In 1946, Salathé and Anton (Ax) Nelson climbed the southwest face of Half Dome. The two climbers spent the night on a small ledge, making it Yosemite's first climbing route to require a bivouac.

In September, 1947, Salathé and Nelson managed the first "ground-up" ascent of the Lost Arrow Spire in Yosemite, by the Lost Arrow Chimney route. The Lost Arrow piton was named after the spire. The ascent took five days and included four bivouacs. The first ascent of the spire summit was achieved in 1946 by Anton Nelson and friends, who threw a rope over the summit beforehand to aid in their climb.

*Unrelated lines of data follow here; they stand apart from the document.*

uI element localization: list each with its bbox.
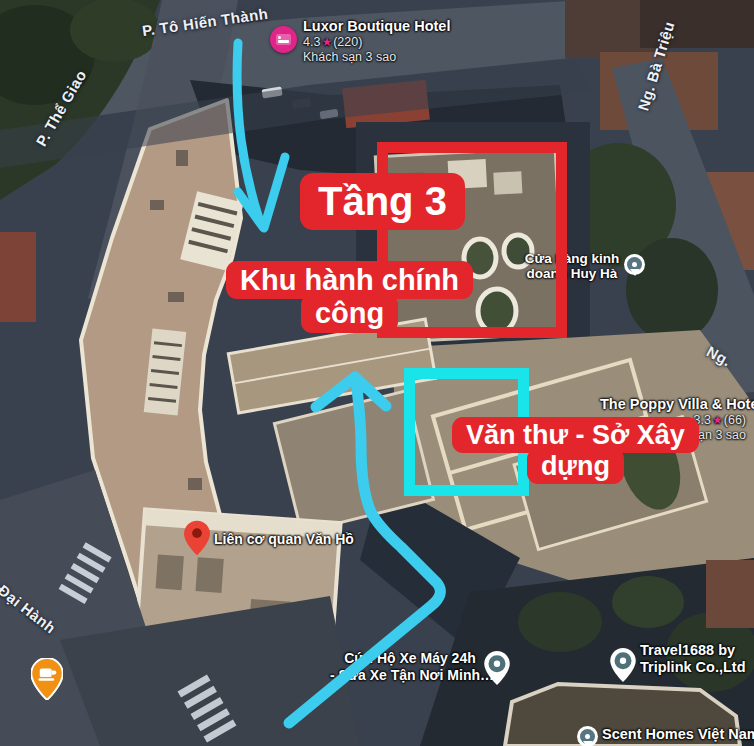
star-icon: ★ (711, 413, 724, 427)
annotation-floor-label: Tầng 3 (300, 173, 465, 230)
pin-dot (585, 734, 590, 739)
white-poi-pin-icon[interactable] (610, 648, 636, 682)
satellite-imagery (0, 0, 754, 746)
poi-name[interactable]: Luxor Boutique Hotel (303, 18, 450, 35)
poi-name-line1[interactable]: Travel1688 by (640, 642, 746, 659)
annotation-text: Tầng 3 (300, 173, 465, 230)
bed-icon (276, 34, 291, 45)
poi-cuu-ho-xe-may[interactable]: Cứu Hộ Xe Máy 24h - Sửa Xe Tận Nơi Minh… (330, 650, 490, 684)
generic-poi-pin-icon[interactable] (577, 726, 598, 746)
poi-travel1688[interactable]: Travel1688 by Triplink Co.,Ltd (640, 642, 746, 676)
red-map-pin-icon[interactable] (184, 520, 210, 556)
satellite-map[interactable]: P. Tô Hiến Thành P. Thể Giao Ng. Bà Triệ… (0, 0, 754, 746)
poi-name-line2: - Sửa Xe Tận Nơi Minh… (330, 667, 490, 684)
rating-value: 4.3 (303, 35, 320, 49)
pin-dot (632, 262, 637, 267)
poi-category: Khách sạn 3 sao (303, 50, 450, 65)
star-icon: ★ (320, 35, 333, 49)
poi-scent-homes[interactable]: Scent Homes Việt Nam (602, 726, 754, 743)
poi-rating-row: 4.3★(220) (303, 35, 450, 50)
poi-lien-co-quan[interactable]: Liên cơ quan Văn Hồ (184, 520, 210, 560)
white-poi-pin-icon[interactable] (484, 651, 510, 685)
review-count: (66) (724, 413, 746, 427)
generic-poi-pin-icon[interactable] (624, 254, 645, 275)
review-count: (220) (333, 35, 362, 49)
annotation-vanthu-label: Văn thư - Sở Xây dựng (452, 417, 699, 484)
annotation-text-line2: dựng (527, 448, 624, 484)
poi-name[interactable]: Liên cơ quan Văn Hồ (214, 531, 354, 548)
poi-name-line1: Cứu Hộ Xe Máy 24h (330, 650, 490, 667)
cafe-pin-icon[interactable] (31, 658, 63, 700)
annotation-admin-label: Khu hành chính công (226, 261, 473, 333)
hotel-pin-icon[interactable] (270, 26, 297, 53)
poi-name[interactable]: Scent Homes Việt Nam (602, 726, 754, 743)
pin-inner (580, 729, 595, 744)
poi-name-line2: Triplink Co.,Ltd (640, 659, 746, 676)
annotation-text-line2: công (301, 294, 398, 332)
pin-inner (627, 257, 642, 272)
poi-name[interactable]: The Poppy Villa & Hotel (600, 396, 746, 413)
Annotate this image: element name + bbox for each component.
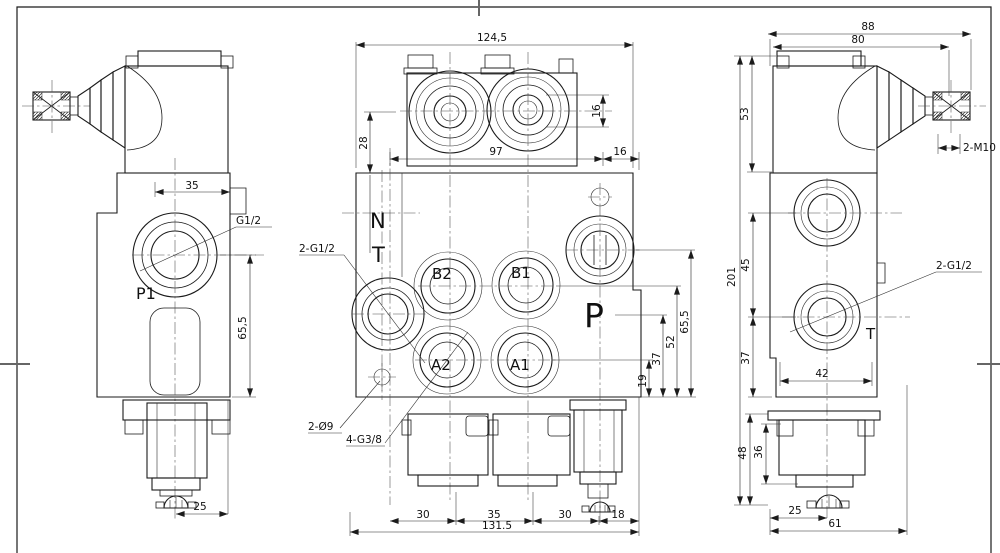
lever-joint [22, 80, 90, 136]
bottom-relief-valve [570, 400, 626, 512]
label-b2: B2 [432, 265, 452, 283]
dim-97-label: 97 [489, 146, 502, 158]
dim-36-label: 36 [753, 445, 765, 459]
dim-18-label: 18 [611, 509, 624, 521]
pilot-housing [125, 51, 233, 173]
work-port-b1 [492, 251, 560, 319]
label-t: T [371, 243, 385, 267]
pilot-housing-right [773, 51, 877, 173]
label-a1: A1 [510, 356, 530, 374]
dim-16-bore-label: 16 [591, 104, 603, 118]
port-label-p1: P1 [136, 284, 156, 303]
front-view-dimensions: 124,5 28 16 97 16 19 37 52 65,5 [350, 32, 696, 536]
thread-label-g12: G1/2 [236, 215, 261, 227]
bellows-boot-right [877, 66, 925, 148]
left-view-dimensions: 35 65,5 25 G1/2 P1 [136, 180, 272, 514]
dim-131-5-label: 131.5 [482, 520, 512, 532]
thread-label-2g12: 2-G1/2 [299, 243, 335, 255]
dim-19-label: 19 [637, 374, 649, 387]
dim-16-edge-label: 16 [613, 146, 627, 158]
dim-88-label: 88 [861, 21, 874, 33]
bellows-boot [78, 66, 125, 148]
engineering-drawing-sheet: 35 65,5 25 G1/2 P1 [0, 0, 1000, 553]
dim-124-5-label: 124,5 [477, 32, 507, 44]
dim-30b-label: 30 [558, 509, 571, 521]
right-view-dimensions: 88 80 53 201 45 37 42 48 36 25 [726, 21, 996, 535]
right-side-view: 88 80 53 201 45 37 42 48 36 25 [726, 21, 996, 535]
dim-35-label: 35 [185, 180, 198, 192]
dim-37-label: 37 [651, 352, 663, 365]
thread-label-2m10: 2-M10 [963, 142, 996, 154]
front-view: N T P B2 B1 A2 A1 2-G1/2 2-Ø9 4-G3/8 124… [299, 32, 696, 536]
dim-45-label: 45 [740, 258, 752, 271]
valve-body-front [342, 52, 641, 523]
spool-end-caps [402, 414, 570, 486]
dim-30a-label: 30 [416, 509, 429, 521]
thread-label-4g38: 4-G3/8 [346, 434, 382, 446]
dim-53-label: 53 [739, 107, 751, 120]
valve-drawing-canvas: 35 65,5 25 G1/2 P1 [0, 0, 1000, 553]
dim-61-label: 61 [828, 518, 841, 530]
front-view-labels: N T P B2 B1 A2 A1 2-G1/2 2-Ø9 4-G3/8 [299, 209, 604, 446]
top-relief-block [400, 55, 612, 166]
dim-65-5-front-label: 65,5 [679, 310, 691, 333]
dim-25-label: 25 [193, 501, 206, 513]
dim-37-right-label: 37 [740, 351, 752, 364]
right-end-cap [768, 411, 880, 508]
dim-201-label: 201 [726, 267, 738, 287]
dim-52-label: 52 [665, 335, 677, 348]
label-n: N [370, 209, 386, 233]
thread-label-2g12-right: 2-G1/2 [936, 260, 972, 272]
valve-body-right [770, 173, 910, 518]
dim-42-label: 42 [815, 368, 828, 380]
dim-28-label: 28 [358, 136, 370, 149]
dim-48-label: 48 [737, 446, 749, 459]
dim-65-5-label: 65,5 [237, 316, 249, 339]
left-end-cap [123, 400, 230, 508]
hole-label-2d9: 2-Ø9 [308, 421, 333, 433]
dim-80-label: 80 [851, 34, 864, 46]
left-side-view: 35 65,5 25 G1/2 P1 [22, 51, 272, 520]
label-t-right: T [865, 325, 876, 343]
lever-joint-right [918, 80, 986, 136]
label-b1: B1 [511, 264, 531, 282]
label-p: P [584, 296, 604, 335]
dim-25-right-label: 25 [788, 505, 801, 517]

In July, 1950, Allen Steck and Salathé made the first ascent of the 1,500 foot (500 m) north face of Sentinel Rock. This five-day ascent was considered the last of the great Yosemite problems of the day. Their route, the Steck-Salathé Route is now a classic rock climb.

==Later life==

In 1953, Salathé suffered a mental breakdown, abandoned his family, and returned to Switzerland to live in a hut above Lake Maggiore. He became a devoted member of a Christian spiritualist religious group called the Spiritual Lodge Zurich, led by the medium Beatrice Brunner. He climbed the Matterhorn in August, 1958, his last significant mountaineering achievement. In 1963, he returned to the United States and spent 20 years car camping and wandering through the deserts and mountains of California. He maintained his vegetarian diet based largely on wild grasses and herbs, that he sought out, with barley, pinto beans and rice and preached his spiritualist beliefs.

==Death and legacy==

Salathé died on August 31, 1992, in Southern California.

The Salathé Wall on El Capitan was named to honor Salathé (although he did not climb it) around 1960 by Royal Robbins.